First off, a bit of preamble.
Some month or two ago, a person who rarely comments posted a link to an article about (something government related I think) and I sort of “poo poo’d” their point. I’d also found ANOTHER article at the site they pointed too that talked about the “Alice In Wonderland” technique used by the C.I.A. which I found very interesting.
I was going to thank the person, and forgot. I’d planned to do it in a short article about my musing that maybe what we were seeing, culturally, was an analog of the AiWT (Alice in Wonderland Technique). Deliberate confusion of norms to make people more compliant and disrupt awareness and opposition. But I was slothful and did not get around to it.
Now, despite spending about an hour dredging through past comments, I can’t find the comment or the link to properly credit the person. If you are that person, please point me in the right direction…
OK, the mea culpa out of the way:
The AiWT basically has a couple of people spout nonsense at you until you (trying to make sense of it) collapse your ego inward and become more compliant.
What prompted this posting, now? Well, I ran into a video where another person came to the same “conclusion” that what we see happening now, culturally, sure looks like the application of the AiWT on a culture wide basis. Is it really a question what gender someone is? (Look in pants, inny, or outy?) Is it really rational for folks on The Left to shout about the “white privilege” and “racism” of BLACK conservatives? (They have done that…).
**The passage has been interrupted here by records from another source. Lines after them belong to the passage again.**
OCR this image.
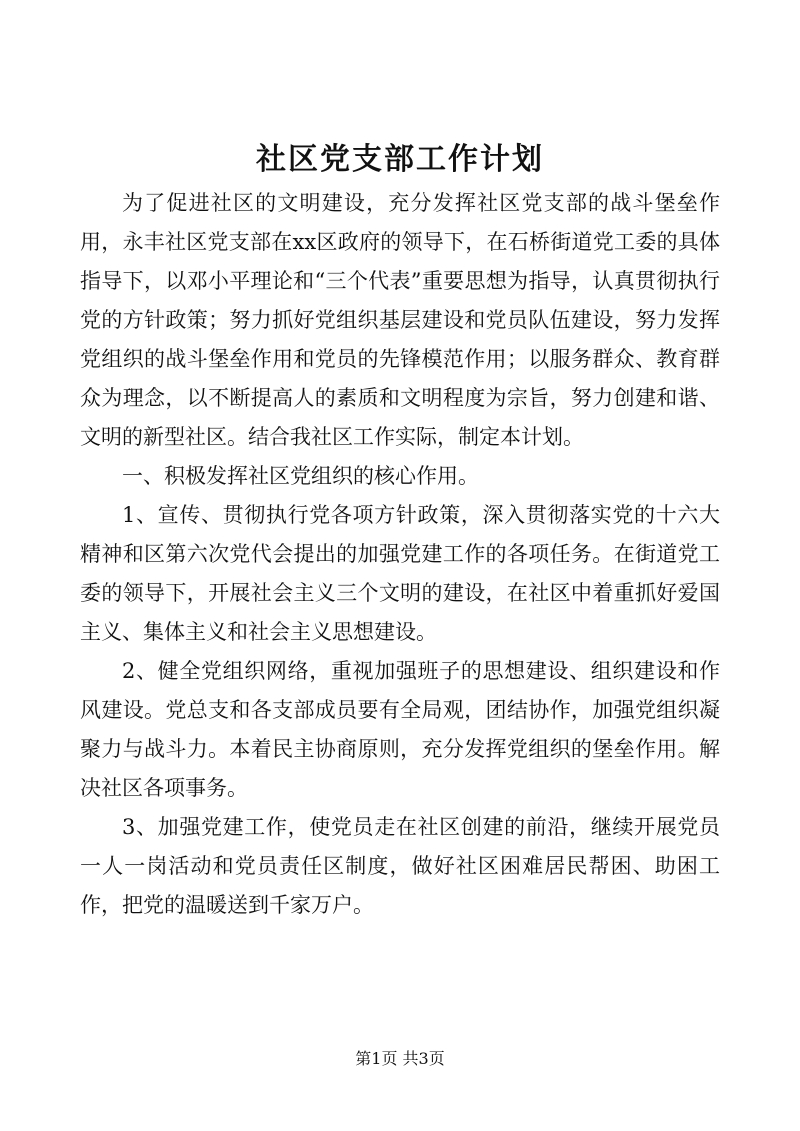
社区党支部工作计划

为了促进社区的文明建设，充分发挥社区党支部的战斗堡垒作用，永丰社区党支部在xx区政府的领导下，在石桥街道党工委的具体指导下，以邓小平理论和“三个代表”重要思想为指导，认真贯彻执行党的方针政策；努力抓好党组织基层建设和党员队伍建设，努力发挥党组织的战斗堡垒作用和党员的先锋模范作用；以服务群众、教育群众为理念，以不断提高人的素质和文明程度为宗旨，努力创建和谐、文明的新型社区。结合我社区工作实际，制定本计划。

一、积极发挥社区党组织的核心作用。

1、宣传、贯彻执行党各项方针政策，深入贯彻落实党的十六大精神和区第六次党代会提出的加强党建工作的各项任务。在街道党工委的领导下，开展社会主义三个文明的建设，在社区中着重抓好爱国主义、集体主义和社会主义思想建设。

2、健全党组织网络，重视加强班子的思想建设、组织建设和作风建设。党总支和各支部成员要有全局观，团结协作，加强党组织凝聚力与战斗力。本着民主协商原则，充分发挥党组织的堡垒作用。解决社区各项事务。

3、加强党建工作，使党员走在社区创建的前沿，继续开展党员一人一岗活动和党员责任区制度，做好社区困难居民帮困、助困工作，把党的温暖送到千家万户。

第1页 共3页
Just go down the list of the Crap being shoved at folks. It sure LOOKS like it is intended to disorient and confuse, to bust up rational thought and make people more malleable. After all, who wants to be called a RSMWPXB (Racist Sexist Misogynist White Privileged Xenophobic Bigot yada yada cis boom bah…)
from “KUBARK Counterintelligence Interrogation” (CIA torture guide) dated July 1963:
The aim of the Alice in Wonderland or confusion technique is to confound the expectations and conditioned reactions of the interrogatee. He is accustomed to a world that makes some sense, at least to him: a world of continuity and logic, a predictable world. He clings to this world to reinforce his identity and powers of resistance.
The confusion technique is designed not only to obliterate the familiar but to replace it with the weird. Although this method can be employed by a single interrogator, it is better adapted to use by two or three. When the subject enters the room, the first interrogator asks a doubletalk question — one which seems straightforward but is essentially nonsensical. Whether the interrogatee tries to answer or not, the second interrogator follows up (interrupting any attempted response) with a wholly unrelated and equally illogical query. Sometimes two or more questions are asked simultaneously. Pitch, tone, and volume of the interrogators’ voices are unrelated to the import of the questions. No pattern of questions and answers is permitted to develop, nor do the questions themselves relate logically to each other. In this strange atmosphere the subject finds that the pattern of speech and thought which he has learned to consider normal have been replaced by an eerie meaninglessness. The interrogatee may start laughing or refuse to take the situation seriously. But as the process continues, day after day if necessary, the subject begins to try to make sense of the situation, which becomes mentally intolerable. Now he is likely to make significant admissions, or even to pour out his story, just to stop the flow of babble which assails him. This technique may be especially effective with the orderly, obstinate type.
This video explores how it works (they guy is a psychologist) and explores how it might be presently in use culturally…
It seems to fit all the known facts…
FWIW, I suspect that my tendency to accept that others can be nutty and that is OK, while simultaneously “keeping a tidy mind” while also having a “internal only moral compass” (i.e. I don’t look others for my sense of self worth, my centeredness, nor my evaluation of what is “normal”. It’s all internal.) may be in some way protective against the onslaught of P.C. Nonsense and Identitarian Nitwittery.
I really just don’t care if that person nattering at me is nutty and spouting nonsense. I’ll just retreat to my inward thought space and contemplate something of interest.
Perhaps the fact that I worked on a psych ward for a year or so helped to teach me not to anchor my reality in “others” a bit too ;-) I’m very comfortable thinking “That person is nuttier than a fruitcake, don’t let their thoughts in… and certainly don’t try to make sense of it.”